Para devolverle la pregunta a mis paisanos, viajo a Madrid y no me pierdo la exposición del Museo Arqueológico Nacional: "Lusitania romana, origen de dos pueblos".

Las hazañas del pastor lusitano dan para unas cuantas clases amenas de historia, aunque esta materia empieza a ser compañera de viaje de las matemáticas tocante a indigestarse en el "tracto intelectual" de los estudiantes.

El escultor de Moraleja del Vino, Eduardo Barrón, lo inmortalizó en una soberbia estatua que las enciclopedias Álvarez reproducían antaño hasta en la edición para parvulitos, cuando todavía nos andábamos rompiendo la cabeza con las primeras letras.

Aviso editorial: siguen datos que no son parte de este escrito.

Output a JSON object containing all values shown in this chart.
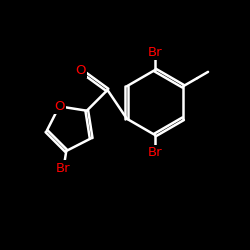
{
  "background_color": "#000000",
  "bond_color": "#ffffff",
  "atom_colors": {
    "Br": "#ff0000",
    "O": "#ff0000",
    "C": "#ffffff"
  },
  "bond_width": 1.8,
  "font_size_atom": 9.5,
  "figsize": [
    2.5,
    2.5
  ],
  "dpi": 100,
  "xlim": [
    0,
    10
  ],
  "ylim": [
    0,
    10
  ]
}
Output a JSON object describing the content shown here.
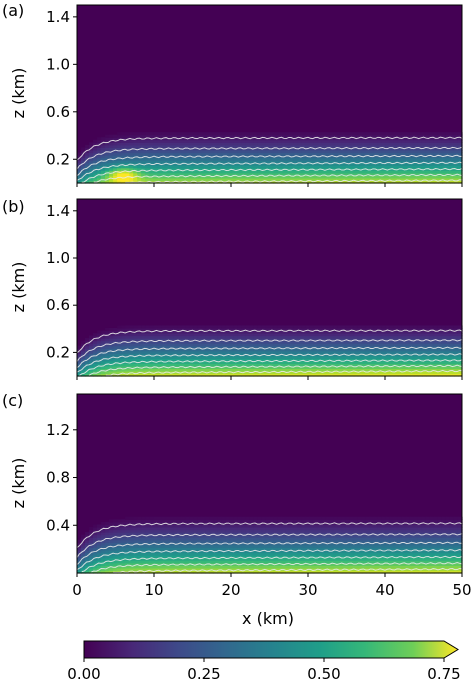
{
  "chart_data": {
    "type": "heatmap",
    "colormap": "viridis",
    "contour_color": "#e8e8e8",
    "panels": [
      {
        "label": "(a)",
        "ylabel": "z (km)",
        "yticks": [
          0.2,
          0.6,
          1.0,
          1.4
        ],
        "ytick_labels": [
          "0.2",
          "0.6",
          "1.0",
          "1.4"
        ],
        "ylim": [
          0,
          1.5
        ],
        "xlim": [
          0,
          50
        ],
        "plume_top_km": 0.46,
        "max_value": 0.7,
        "hotspot_x_km": 6,
        "contour_levels": [
          0.05,
          0.15,
          0.25,
          0.35,
          0.45,
          0.55,
          0.65
        ]
      },
      {
        "label": "(b)",
        "ylabel": "z (km)",
        "yticks": [
          0.2,
          0.6,
          1.0,
          1.4
        ],
        "ytick_labels": [
          "0.2",
          "0.6",
          "1.0",
          "1.4"
        ],
        "ylim": [
          0,
          1.5
        ],
        "xlim": [
          0,
          50
        ],
        "plume_top_km": 0.46,
        "max_value": 0.75,
        "hotspot_x_km": null,
        "contour_levels": [
          0.05,
          0.15,
          0.25,
          0.35,
          0.45,
          0.55,
          0.65
        ]
      },
      {
        "label": "(c)",
        "ylabel": "z (km)",
        "yticks": [
          0.4,
          0.8,
          1.2
        ],
        "ytick_labels": [
          "0.4",
          "0.8",
          "1.2"
        ],
        "ylim": [
          0,
          1.5
        ],
        "xlim": [
          0,
          50
        ],
        "plume_top_km": 0.5,
        "max_value": 0.72,
        "hotspot_x_km": null,
        "contour_levels": [
          0.05,
          0.15,
          0.25,
          0.35,
          0.45,
          0.55,
          0.65
        ]
      }
    ],
    "xlabel": "x (km)",
    "xticks": [
      0,
      10,
      20,
      30,
      40,
      50
    ],
    "xtick_labels": [
      "0",
      "10",
      "20",
      "30",
      "40",
      "50"
    ],
    "colorbar": {
      "range": [
        0,
        0.75
      ],
      "extend": "max",
      "ticks": [
        0,
        0.25,
        0.5,
        0.75
      ],
      "tick_labels": [
        "0.00",
        "0.25",
        "0.50",
        "0.75"
      ]
    }
  }
}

De cabeza trajo Viriato a los romanos hasta que una traición lo quitó de en medio. También este último episodio viene a mi mente con el grabado coloreado, en el libro de texto, del famoso cuadro de Madrazo, donde los capitanes del general-pastor lloran la muerte miserable de su jefe.

El final ya lo sabemos: "Roma traditoribus non premiat", frase que se está volviendo a oír estos días en la Unión Europea, a pesar de que el Latín, según dicen, es una lengua muerta, aunque no lo asegurarían los ingleses.

Pero los héroes no mueren y menos el nuestro que en la plaza de su nombre se yergue en un pedestal rocoso, como su propia estrategia militar, frente al enemigo prepotente.

De traiciones está hecha la historia, desde las Termópilas hace 2.500 años, con otro pastor decisivo, (felón en este caso) hasta Bellido Dolfos; y no nos olvidemos de Judas a quien muy expresivamente retrató en un "paso" Miguel Torija para la cofradía de La Santa Veracruz.

Las traiciones son los renglones torcidos de Dios: "Oh, feliz culpa, que nos mereció tan grande y excelente Redentor", escribió san Agustín.

La traición ignominiosa a Viriato derivó en una advertencia que, con el tiempo, Roma terminó pagando contra sí misma, a pesar de detestarla en otros.

Cuando los bárbaros rebasaron el "limes" pudieron ser ciudadanos romanos y algunos llegaron hasta el generalato.

Estilicón fue uno de ellos, pero la histeria de limpieza de sangre (que no la inventamos nosotros) continuaba y fue condenado injustamente, en razón de su origen.

La sombra de Viriato es alargada... hasta Madrid alcanza.